Er hatte ursprünglich geplant, nach dem Durchqueren des Wäldchens ganz zufällig über die schöne ihm bis dahin gänzlich unbekannte Nachbarin von nebenan zu stolpern, während sie gerade ihre der auf einmal geplatzten Einkaufstüte entpurzelnden Einkäufe auf dem Boden zusammensuchte, ihr beim gemeinschaftlichen Aufsammeln der Waren in die Augen zu sehen, zu bemerken, dass es sich um die Liebe seines Lebens handelte, ihr diese Einsicht mitzuteilen und nach ihrer Versicherung, dass sie genau so für ihn empfände, auf der Stelle eine Familie mit ihr zu gründen, die dann 11 Jahre später in einem dreckigen Scheidungskrieg enden würde, den einer von beiden nicht überlebte.

Doch die Kastanie, die seinen Kopf schmerzvoll erschütterte, machte ihm einen gehörigen Strich durch die Rechnung. Sie ließ ihn in einem Moment alles verlieren, was er eben noch erträumt hatte und dem Kopfschmerz schloss sich der Schmerz in seiner Seele an. Rainer Maria sank ohmächtig zu Boden und erinnerte sich seiner vergangenen Zukunft nur noch in den wirren Träumen, die seine Ohnmacht begleiteten, bis er von ein paar sein Gesicht streifenden Haaren geweckt wurde.
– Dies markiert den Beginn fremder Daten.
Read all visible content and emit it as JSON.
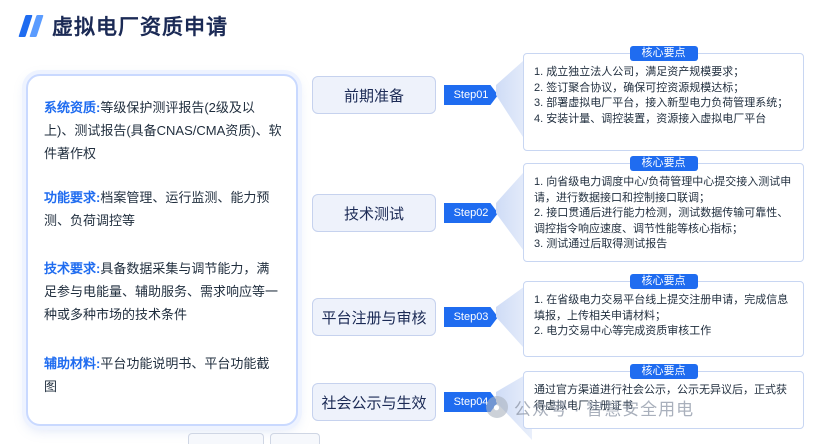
{
  "title": "虚拟电厂资质申请",
  "requirements": [
    {
      "key": "系统资质:",
      "text": "等级保护测评报告(2级及以上)、测试报告(具备CNAS/CMA资质)、软件著作权"
    },
    {
      "key": "功能要求:",
      "text": "档案管理、运行监测、能力预测、负荷调控等"
    },
    {
      "key": "技术要求:",
      "text": "具备数据采集与调节能力，满足参与电能量、辅助服务、需求响应等一种或多种市场的技术条件"
    },
    {
      "key": "辅助材料:",
      "text": "平台功能说明书、平台功能截图"
    }
  ],
  "stages": [
    {
      "name": "前期准备",
      "step": "Step01",
      "badge": "核心要点",
      "lines": [
        "1. 成立独立法人公司，满足资产规模要求；",
        "2. 签订聚合协议，确保可控资源规模达标；",
        "3. 部署虚拟电厂平台，接入新型电力负荷管理系统；",
        "4. 安装计量、调控装置，资源接入虚拟电厂平台"
      ]
    },
    {
      "name": "技术测试",
      "step": "Step02",
      "badge": "核心要点",
      "lines": [
        "1. 向省级电力调度中心/负荷管理中心提交接入测试申请，进行数据接口和控制接口联调；",
        "2. 接口贯通后进行能力检测，测试数据传输可靠性、调控指令响应速度、调节性能等核心指标；",
        "3. 测试通过后取得测试报告"
      ]
    },
    {
      "name": "平台注册与审核",
      "step": "Step03",
      "badge": "核心要点",
      "lines": [
        "1. 在省级电力交易平台线上提交注册申请，完成信息填报，上传相关申请材料；",
        "2. 电力交易中心等完成资质审核工作"
      ]
    },
    {
      "name": "社会公示与生效",
      "step": "Step04",
      "badge": "核心要点",
      "lines": [
        "通过官方渠道进行社会公示，公示无异议后，正式获得虚拟电厂注册证书"
      ]
    }
  ],
  "watermark": "公众号 · 智慧安全用电",
  "icons": {
    "watermark": "wechat-icon",
    "title_mark": "double-slash-icon"
  },
  "colors": {
    "accent": "#1f6cf0",
    "stage_bg": "#eef2fb",
    "title": "#1b2a55"
  }
}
Ein wunderschönes Gesicht mit hohen Wangenknochen beugte sich besorgten Blickes über ihn und der zarte Mund, der dem Ganzen zur ästhetischen Vollkommenheit gereichte formte die Worte: „Hast du dir weh getan, kleiner Prinz?“ Rainer Maria rappelte sich auf, um vor der schönen Frau seine erwachsene zur Ohnmacht unfähige stolze Männlichkeit zu demonstrieren und so doch eher „König“ denn „kleiner Prinz“ genannt zu werden, überforderte damit seinen Kreislauf und sank sofort wieder zu Boden, wobei die fremde Schönheit seinen darniedersinkenden Kopf in ihrem Schoß bettete.

Als er die Augen erneut aufschlug, sah er wieder in das schöne Gesicht der schönen Frau, die nun nicht mehr „kleiner Prinz“ zu ihm sagte, sondern ganz einfach: „Du bist die Liebe meines Lebens.“ Dieser Satz gemahnte ihn an die gerade eben durch die Kastanie verlorene eigene Zukunft und da er sich sicher war, nun zumindest Teil der Zukunft einer anderen Person werden zu können und ihr den Verlust, den er gerade durchlitten hatte ersparen wollte, sagte er: „Und du bist die meine!“

So brach er auf in ein neues Leben, das keine Vorbestimmung mehr kannte, an seiner Seite die unbekannte Schönheit, die er vor lauter Glück erst nach zweit Tagen nach ihrem Namen fragte und ging mit ihr ins nächste Kino, um sich die Sneak-Prewiew anzusehen.